Prior to resizing the Data Lake, ensure that the following are in place:

  1. The Data Lake must be running to perform the resizing operation.
  2. The Data Lake and Cloudera Data Hub databases must be upgraded to PostgreSQL 14. For more information, see Upgrading Data Lake/Cloudera Data Hub database.
  3. If you are using an Azure environment, you must upgrade the PostgreSQL database used by the Data Lake to Azure Flexible Server before you can perform the Data Lake resize operation. For more information, see Upgrading Azure Single Server to Flexible Server. The Single to Flexible Server upgrade happens automatically when you upgrade from PostgreSQL 11 to PostgreSQL 14. Make sure to review both the database upgrade and the Azure Single to Flexible Server upgrade documentation.

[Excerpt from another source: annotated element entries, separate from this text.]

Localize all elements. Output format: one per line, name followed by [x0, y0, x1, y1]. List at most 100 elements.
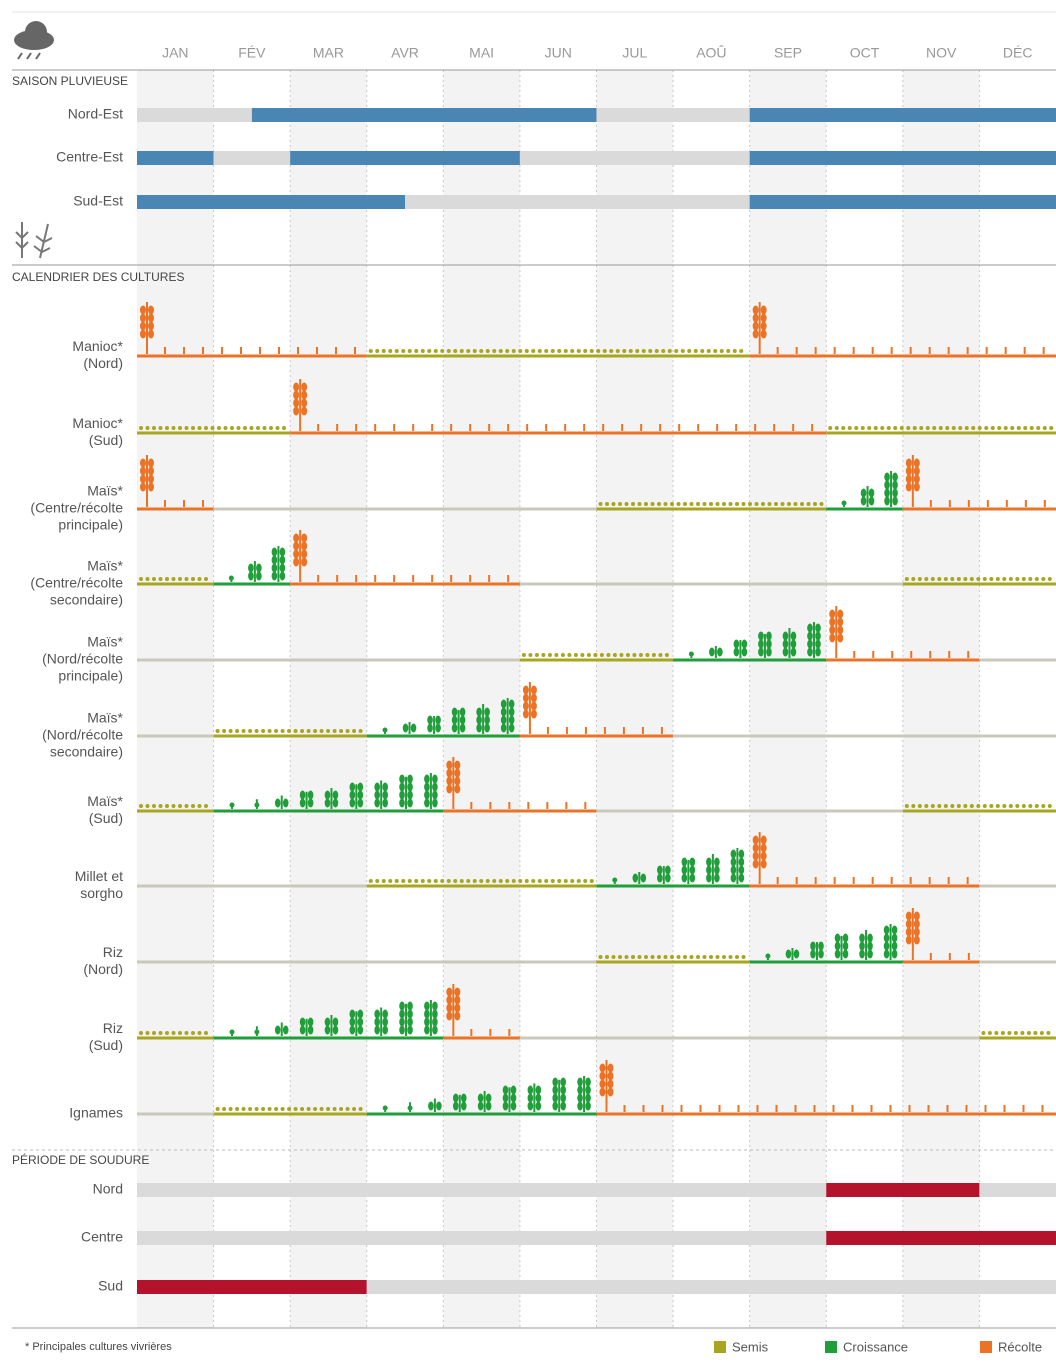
seed-dot	[1021, 577, 1026, 581]
section-title: PÉRIODE DE SOUDURE	[12, 1152, 149, 1167]
seed-dot	[485, 349, 490, 353]
legend-label: Semis	[732, 1339, 769, 1354]
grain	[607, 1071, 614, 1081]
leaf	[399, 1017, 405, 1027]
seed-dot	[414, 349, 419, 353]
grain	[454, 776, 461, 786]
growth-icon	[502, 1085, 517, 1112]
leaf	[884, 488, 890, 498]
seed-dot	[904, 577, 909, 581]
growth-icon	[733, 639, 748, 658]
row-label: Centre-Est	[56, 149, 123, 165]
seed-dot	[1002, 804, 1007, 808]
seed-dot	[215, 729, 220, 733]
growth-icon	[274, 1022, 289, 1036]
leaf	[585, 1101, 591, 1111]
seed-dot	[657, 955, 661, 959]
seed-dot	[917, 804, 922, 808]
growth-icon	[476, 704, 490, 734]
row-label: Maïs*	[87, 483, 123, 499]
growth-icon	[730, 848, 745, 884]
seed-dot	[204, 577, 208, 581]
harvest-icon	[140, 302, 154, 354]
seed-dot	[987, 1031, 992, 1035]
grain	[752, 835, 759, 845]
seed-dot	[282, 426, 286, 430]
leaf	[527, 1085, 534, 1095]
seed-dot	[732, 349, 737, 353]
seed-dot	[932, 426, 937, 430]
leaf	[349, 1009, 356, 1019]
segment	[137, 658, 520, 662]
leaf	[585, 1077, 591, 1087]
leaf	[738, 849, 745, 859]
seed-dot	[178, 426, 182, 430]
seed-dot	[683, 955, 687, 959]
row-label: sorgho	[80, 885, 123, 901]
grain	[760, 859, 767, 869]
seed-dot	[1041, 577, 1046, 581]
seed-dot	[184, 804, 189, 808]
seed-dot	[254, 729, 259, 733]
harvest-icon	[140, 455, 154, 507]
segment	[596, 809, 903, 813]
grain	[905, 482, 912, 492]
leaf	[332, 790, 339, 800]
seed-dot	[524, 879, 529, 883]
seed-dot	[969, 804, 974, 808]
leaf	[681, 873, 688, 883]
grain	[293, 398, 300, 408]
seed-dot	[657, 502, 661, 506]
leaf	[883, 941, 890, 951]
seed-dot	[925, 426, 930, 430]
seed-dot	[700, 349, 705, 353]
seed-dot	[414, 879, 419, 883]
seed-dot	[945, 426, 950, 430]
grain	[522, 693, 529, 703]
seed-dot	[158, 1031, 163, 1035]
seed-dot	[1013, 1031, 1018, 1035]
leaf	[785, 949, 792, 959]
leaf	[279, 547, 286, 557]
seed-dot	[847, 426, 852, 430]
leaf	[299, 1017, 306, 1027]
seed-dot	[511, 349, 516, 353]
seed-dot	[580, 653, 585, 657]
seed-dot	[498, 879, 503, 883]
seed-dot	[326, 729, 331, 733]
seed-dot	[544, 879, 549, 883]
leaf	[407, 774, 413, 784]
leaf	[892, 472, 898, 482]
leaf	[271, 563, 278, 573]
leaf	[892, 488, 898, 498]
seed-dot	[628, 349, 633, 353]
leaf	[552, 1085, 559, 1095]
leaf	[884, 496, 890, 506]
seed-dot	[1039, 1031, 1044, 1035]
month-shade	[137, 70, 214, 1328]
growth-icon	[834, 933, 849, 960]
segment	[137, 1036, 214, 1040]
seed-dot	[937, 804, 942, 808]
row-label: Millet et	[75, 868, 123, 884]
segment	[749, 151, 1056, 165]
leaf	[248, 571, 254, 581]
segment	[137, 1280, 367, 1294]
seed-dot	[1015, 577, 1020, 581]
leaf	[552, 1093, 559, 1103]
grain	[913, 919, 920, 929]
leaf	[891, 949, 898, 959]
leaf	[357, 1025, 364, 1035]
seed-dot	[339, 729, 344, 733]
grain	[301, 541, 308, 551]
leaf	[689, 857, 696, 867]
seed-dot	[977, 426, 982, 430]
segment	[749, 354, 1056, 358]
grain	[913, 466, 920, 476]
leaf	[535, 1093, 542, 1103]
grain	[905, 911, 912, 921]
segment	[902, 507, 1056, 511]
grain	[905, 935, 912, 945]
leaf	[706, 865, 712, 875]
segment	[137, 354, 367, 358]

  4. For RAZ-enabled Data Lakes, update the appropriate Ranger policy to give the backup and restore feature permission to access the backup location in the cloud. See instructions for configuring RAZ for backup here.
  5. Make sure that Atlas is up to date and has processed all the lineage data in Kafka. To do this, follow the steps in Checking that Atlas is up-to-date. If Atlas is not up to date, lineage/audit information in Kafka that is not processed by Atlas will be lost.
  6. If you are using Cloudera Data Warehouse, you must upgrade to version 1.4.1 or higher before you can resize the Data Lake. Determine the Cloudera Data Warehouse version you are on by clicking edit on the environment:
  7. If you are using Cloudera Data Warehouse, stop the virtual warehouses and data catalogs associated with the environment.
  8. If you are using a lower version than Cloudera Data Engineering 1.15, upgrade to Cloudera Data Engineering 1.15 and complete the following steps:
    1. Take a backup of your jobs following Backing up Cloudera Data Engineering jobs.
    2. Create a new Cloudera Data Engineering service and virtual cluster.
    3. Restore the jobs following the instructions in Restoring Cloudera Data Engineering jobs from backup.
    For CDE 1.15 and higher versions, there are no prerequisites for Data Lake resizing.
  9. If you are using Cloudera AI:
    1. Backup Cloudera AI workbenches (AWS only). If backup is not supported, then proceed to the next step.
    2. Suspend Cloudera AI workbenches. If the suspend capability is not available, follow the steps in Refreshing Cloudera AI governance pods after resizing the Data Lake.